Apr 25, 2023 at 15:32 comment added J D I live on the Southside of Chicago, and cockneyed English sounds at times baffling unlike English at all, so it's very unnatural to me. But were I from London, I'm sure the idiom that I'm comfortable understanding from the housing projects here in the city would be equally unnatural.
Apr 25, 2023 at 15:31 comment added J D "unnatural and clunky" is largely prescriptivist and somewhat ego-centric sounding, and seems to be ignorant of the vast range of dialect that English is subject to, from the constructions from Scots that bleeds into English, to Indian-isms, to literate constructions one often finds in obscure books in distinct language communities.
Apr 25, 2023 at 15:29 comment added J D @dbmag9 Well, you're certainly entitled to your impressions. All I can say is that modern English ranges from Shakespearean English in which place "visages are countenanced" to the Victorian elaboration of American authors like Emerson's largely semi-colon and colon cobbled-together sesquipedalia, to the curt grammar of Strunk, White, and Hemingway. The word is obviously in the dictionary, and given all of the British English literature I've read like that of Jane Eyre or Return of the Native, all I can say is it sounds perfectly natural to me to use attendant in that sense...
Apr 24, 2023 at 22:58 comment added dbmag9 @JD I understand the difference but I wouldn't call your examples bookish; I would call them unnatural and clunky. From a good native writer I would suspect an autocorrect or editing error; from a writer I didn't know I would suspect they learned English as a foreign language.
Apr 24, 2023 at 14:47 comment added J D @dbmag9 Personally, it seems redundant to me in minutes to point out that someone who is asking a question at a meeting is in attendance unless there's participation from someone teleconferencing?

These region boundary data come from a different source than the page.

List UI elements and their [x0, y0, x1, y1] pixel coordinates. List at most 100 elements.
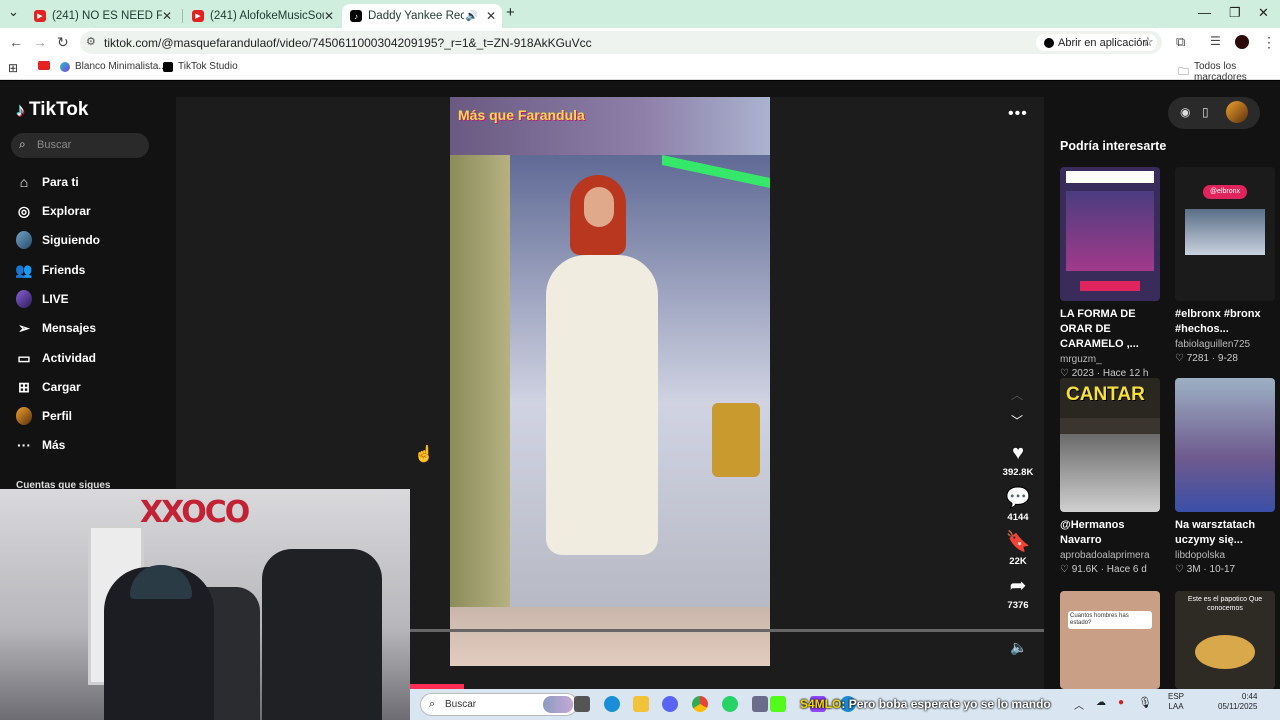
recommendation-card[interactable]: Cuantos hombres has estado?	[1060, 591, 1160, 689]
bookmark-tiktok-studio[interactable]: TikTok Studio	[163, 61, 238, 72]
open-in-app-button[interactable]: Abrir en aplicación	[1036, 34, 1157, 51]
tiktok-logo[interactable]: ♪ TikTok	[16, 99, 88, 121]
card-title: @Hermanos Navarro	[1060, 519, 1125, 546]
close-tab-icon[interactable]: ✕	[324, 9, 334, 23]
close-tab-icon[interactable]: ✕	[162, 9, 172, 23]
video-player[interactable]: Más que Farandula	[450, 97, 770, 666]
wall-graffiti: XXOCO	[140, 495, 250, 530]
nav-para-ti[interactable]: ⌂ Para ti	[16, 174, 79, 190]
tray-chevron-icon[interactable]: ︿	[1074, 697, 1084, 712]
recommendation-card[interactable]: LA FORMA DE ORAR DE CARAMELO ,... mrguzm…	[1060, 167, 1160, 379]
browser-tab-3-active[interactable]: ♪ Daddy Yankee Recupera 10 🔊 ✕	[342, 4, 502, 28]
file-explorer-icon[interactable]	[633, 696, 649, 712]
coin-icon[interactable]: ◉	[1180, 105, 1190, 119]
video-progress-bar[interactable]	[410, 629, 1044, 632]
nav-label: Friends	[42, 263, 86, 277]
card-title: Na warsztatach uczymy się...	[1175, 519, 1256, 546]
profile-icon	[16, 407, 32, 425]
card-thumbnail: @elbronx	[1175, 167, 1275, 301]
new-tab-icon[interactable]: +	[506, 4, 515, 21]
search-input[interactable]: ⌕ Buscar	[11, 133, 149, 158]
nav-mensajes[interactable]: ➢ Mensajes	[16, 320, 96, 336]
video-bottom-banner	[450, 607, 770, 666]
profile-avatar[interactable]	[1235, 35, 1249, 49]
nav-siguiendo[interactable]: Siguiendo	[16, 231, 100, 249]
top-right-actions: ◉ ▯	[1168, 97, 1260, 129]
video-frame	[450, 155, 770, 607]
all-bookmarks-button[interactable]: 🗀 Todos los marcadores	[1178, 61, 1280, 83]
app-icon[interactable]	[752, 696, 768, 712]
logo-text: TikTok	[29, 99, 89, 120]
recommendation-card[interactable]: Este es el papotico Que conocemos	[1175, 591, 1275, 689]
like-button[interactable]: ♥ 392.8K	[998, 442, 1038, 478]
taskbar-search-input[interactable]: ⌕ Buscar	[420, 693, 578, 716]
tab-title: Daddy Yankee Recupera 10	[368, 10, 464, 22]
site-info-icon[interactable]: ⚙	[86, 35, 96, 48]
whatsapp-icon[interactable]	[722, 696, 738, 712]
nav-label: Actividad	[42, 351, 97, 365]
edge-icon[interactable]	[604, 696, 620, 712]
comment-button[interactable]: 💬 4144	[998, 485, 1038, 523]
menu-dots-icon[interactable]: ⋮	[1262, 34, 1276, 51]
bookmark-label: Blanco Minimalista...	[75, 61, 167, 72]
recommendation-card[interactable]: @elbronx #elbronx #bronx #hechos... fabi…	[1175, 167, 1275, 364]
address-bar[interactable]: ⚙ tiktok.com/@masquefarandulaof/video/74…	[80, 31, 1162, 54]
card-author: libdopolska	[1175, 550, 1226, 561]
microphone-icon[interactable]: 🎙	[1138, 696, 1152, 709]
tiktok-icon	[163, 61, 173, 72]
nav-friends[interactable]: 👥 Friends	[15, 261, 86, 278]
browser-tab-1[interactable]: ▶ (241) NO ES NEED FOR SPEED ✕	[26, 4, 178, 28]
chrome-icon[interactable]	[692, 696, 708, 712]
close-window-icon[interactable]: ✕	[1258, 5, 1269, 21]
language-indicator[interactable]: ESP LAA	[1168, 692, 1184, 712]
nav-mas[interactable]: ··· Más	[16, 437, 65, 453]
url-text[interactable]: tiktok.com/@masquefarandulaof/video/7450…	[104, 36, 592, 50]
system-clock[interactable]: 0:44 05/11/2025	[1218, 692, 1257, 712]
browser-tab-2[interactable]: ▶ (241) AlofokeMusicSounds - Yo ✕	[184, 4, 340, 28]
back-icon[interactable]: ←	[9, 34, 23, 50]
extensions-icon[interactable]: ⧉	[1176, 34, 1185, 50]
prev-video-icon[interactable]: ︿	[1011, 386, 1023, 403]
user-avatar[interactable]	[1226, 101, 1248, 123]
share-button[interactable]: ➦ 7376	[998, 573, 1038, 611]
nav-actividad[interactable]: ▭ Actividad	[16, 350, 96, 366]
webcam-overlay: XXOCO	[0, 489, 410, 720]
next-video-icon[interactable]: ﹀	[1011, 412, 1023, 429]
nav-perfil[interactable]: Perfil	[16, 407, 72, 425]
youtube-icon: ▶	[192, 10, 204, 22]
tray-app-icon[interactable]: ●	[1118, 697, 1124, 708]
tab-search-chevron-icon[interactable]: ⌄	[8, 4, 19, 20]
discord-icon[interactable]	[662, 696, 678, 712]
card-meta: ♡ 3M · 10-17	[1175, 564, 1236, 575]
nav-label: Para ti	[42, 175, 79, 189]
forward-icon[interactable]: →	[33, 34, 47, 50]
apps-grid-icon[interactable]: ⊞	[8, 61, 18, 75]
nav-cargar[interactable]: ⊞ Cargar	[16, 379, 81, 395]
nav-live[interactable]: LIVE	[16, 290, 69, 308]
save-button[interactable]: 🔖 22K	[998, 529, 1038, 567]
volume-icon[interactable]: 🔈	[1010, 639, 1027, 656]
nav-explorar[interactable]: ◎ Explorar	[16, 203, 91, 219]
cloud-icon[interactable]: ☁	[1096, 697, 1106, 708]
reload-icon[interactable]: ↻	[57, 34, 69, 51]
bookmark-youtube[interactable]	[38, 61, 50, 70]
more-options-icon[interactable]: •••	[1008, 105, 1028, 123]
friends-icon: 👥	[15, 261, 33, 278]
task-view-icon[interactable]	[574, 696, 590, 712]
live-icon	[16, 290, 32, 308]
play-icon: ♡	[1175, 564, 1187, 575]
device-icon[interactable]: ▯	[1202, 105, 1209, 119]
bookmark-blanco-minimalista[interactable]: Blanco Minimalista...	[60, 61, 167, 72]
minimize-icon[interactable]: —	[1198, 5, 1211, 20]
speaker-icon[interactable]: 🔊	[466, 11, 478, 22]
close-tab-icon[interactable]: ✕	[486, 9, 496, 23]
restore-icon[interactable]: ❐	[1229, 5, 1241, 21]
kick-icon[interactable]	[770, 696, 786, 712]
recommendation-card[interactable]: Na warsztatach uczymy się... libdopolska…	[1175, 378, 1275, 575]
tab-title: (241) AlofokeMusicSounds - Yo	[210, 10, 324, 22]
reading-list-icon[interactable]: ☰	[1210, 34, 1221, 48]
star-icon[interactable]: ☆	[1142, 34, 1154, 50]
recommendation-card[interactable]: CANTAR @Hermanos Navarro aprobadoalaprim…	[1060, 378, 1160, 575]
nav-label: Siguiendo	[42, 233, 100, 247]
card-thumbnail	[1175, 378, 1275, 512]
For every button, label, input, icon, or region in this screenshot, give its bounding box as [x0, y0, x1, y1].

The shortest way to tackle the minutes would be to say 'Bob asked a question' to be short and specific in the general case.
Apr 24, 2023 at 14:45 comment added J D @dbmag9 No doubt the language is bookish. You won't hear it in the county jail. But there's a difference in meaning between attendant (sense: one who attends) and attentive (sense: one who pays attention). Not all attendees are attentive, in which case you could say confusingly 'Not all attendees are attendant' if by attendant you use the alternative sense of attendant that means attentive. :D
Apr 24, 2023 at 13:14 comment added dbmag9 I would find the first two examples unusual enough that I would guess it was supposed to be 'An attentive employee...'.
Apr 23, 2023 at 16:53 comment added Barmar Note that "attending" gets an ideosyncractic meaning when it modifies "physician".